# Probe Starting Problem * No Spark *



## probegt95 (Oct 11, 2009)

I have a 1995 Ford Probe GT V6 Standard that just does not want to start. It has be having this problem for a while and it comes and goes. Some mornings it starts with no problems and others it just keeps turning over with out starting. I have done some research and found out that it has no spark. I have tried everything i have read on the internet and it the haynes books. I have replaced the Distributor and the crank position sensor (3times). I did find that my Ground was disconnected so i reconnected it. I am slowly running out of ideas. Is there anyone that can help me with this Please before i go insane.


----------



## octaneman (May 13, 2009)

Hi probegt95

Intermittent ignition problems on ford vehicles from the 90's was always a problem. Ignition module, ignition coil, bad wire connections was a common failure on 90's ford engines, also humidity played a huge part in no start condition. Condensation build up inside the distributor cap and on the ignition wires made severe arcing of the spark that caused the engines to flood especially in colder humid temperatures. The quickest way to see if your car has a condensation problem is to open the distributor cap and look inside it. 

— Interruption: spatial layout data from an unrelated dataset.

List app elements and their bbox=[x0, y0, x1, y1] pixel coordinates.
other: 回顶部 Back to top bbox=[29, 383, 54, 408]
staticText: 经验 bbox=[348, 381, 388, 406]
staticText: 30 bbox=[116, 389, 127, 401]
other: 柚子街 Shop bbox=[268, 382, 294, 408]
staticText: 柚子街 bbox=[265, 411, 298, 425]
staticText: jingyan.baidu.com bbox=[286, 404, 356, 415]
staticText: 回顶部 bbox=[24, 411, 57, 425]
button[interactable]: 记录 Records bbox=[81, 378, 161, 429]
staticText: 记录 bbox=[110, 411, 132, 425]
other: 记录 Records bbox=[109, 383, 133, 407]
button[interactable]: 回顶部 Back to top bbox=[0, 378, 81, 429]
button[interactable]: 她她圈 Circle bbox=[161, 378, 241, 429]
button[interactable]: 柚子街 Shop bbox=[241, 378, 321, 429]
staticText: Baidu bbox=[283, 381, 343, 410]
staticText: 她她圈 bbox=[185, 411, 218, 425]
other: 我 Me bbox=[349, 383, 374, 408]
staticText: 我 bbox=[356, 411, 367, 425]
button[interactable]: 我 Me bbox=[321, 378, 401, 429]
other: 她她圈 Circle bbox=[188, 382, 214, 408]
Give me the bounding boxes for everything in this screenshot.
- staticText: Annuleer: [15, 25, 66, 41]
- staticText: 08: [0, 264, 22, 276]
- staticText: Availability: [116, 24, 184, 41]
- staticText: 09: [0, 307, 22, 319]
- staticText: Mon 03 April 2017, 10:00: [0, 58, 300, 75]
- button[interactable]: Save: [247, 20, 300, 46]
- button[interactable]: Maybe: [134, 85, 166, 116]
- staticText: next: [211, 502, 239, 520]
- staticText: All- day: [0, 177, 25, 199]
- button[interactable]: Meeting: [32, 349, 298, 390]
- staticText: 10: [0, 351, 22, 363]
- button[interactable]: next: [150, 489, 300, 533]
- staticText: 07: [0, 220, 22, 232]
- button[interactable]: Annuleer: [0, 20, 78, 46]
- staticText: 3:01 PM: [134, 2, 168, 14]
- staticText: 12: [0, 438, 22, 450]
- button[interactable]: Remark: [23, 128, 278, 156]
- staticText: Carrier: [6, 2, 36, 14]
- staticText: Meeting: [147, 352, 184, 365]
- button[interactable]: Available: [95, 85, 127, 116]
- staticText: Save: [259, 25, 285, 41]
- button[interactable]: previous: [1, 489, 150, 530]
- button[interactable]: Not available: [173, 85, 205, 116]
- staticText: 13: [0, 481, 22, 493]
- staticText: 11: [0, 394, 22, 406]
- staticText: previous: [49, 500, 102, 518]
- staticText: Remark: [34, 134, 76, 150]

To fully isolate the ignition problem, first check all your fuses and make sure that power goes to them all. Next, make sure that the timing belt or distributor hasn't jumped a tooth, once your done with that use a test light with ignition on, check if you got power to the positive terminal of the ignition coil primary side. If power is present , focus your attention to the ignition module. 

post back your findings


----------



## probegt95 (Oct 11, 2009)

Hi Octaneman
Thanks for your response! I checked the things that you have mentioned and the timing belt has not jumped a tooth nor has the distributor. All the fuses and relays are working good and there are no shorts. There is no problem with the ignition coil or the ignition module since i tested them on my parts car. I am thinking that it has something more to do with the crank position sensor. i am thinking that maybe the wiring harness may need to be replaced since the previous owners of the car played around with it. Unfortunatly it is the long weekend and all places are closed till tuesday. Do you have any other ideas on what could be causing this problem??


----------



## octaneman (May 13, 2009)

Testing the ignition coil on other cars is a way to see if it works, but you need to test the wires connected to the coil to see if there is any juice going to it. The crank position sensor tells the computer that the piston is at TDC, but what tells the coils to fire comes from the cam sensor. Use a DVOM to take readings off both sensors and see if they are up to spec, use a wiring diagram to trace the wires from the sensors to the module and do a continuity test to see if any wires are cut or broken. If everything checks out and still you don't have spark, you will need to check the signals going from the module to the computer, to do that you will have to take voltage readings from the module. While your testing, make sure that all grounds are tight, clean and secure. 

post back your findings.


----------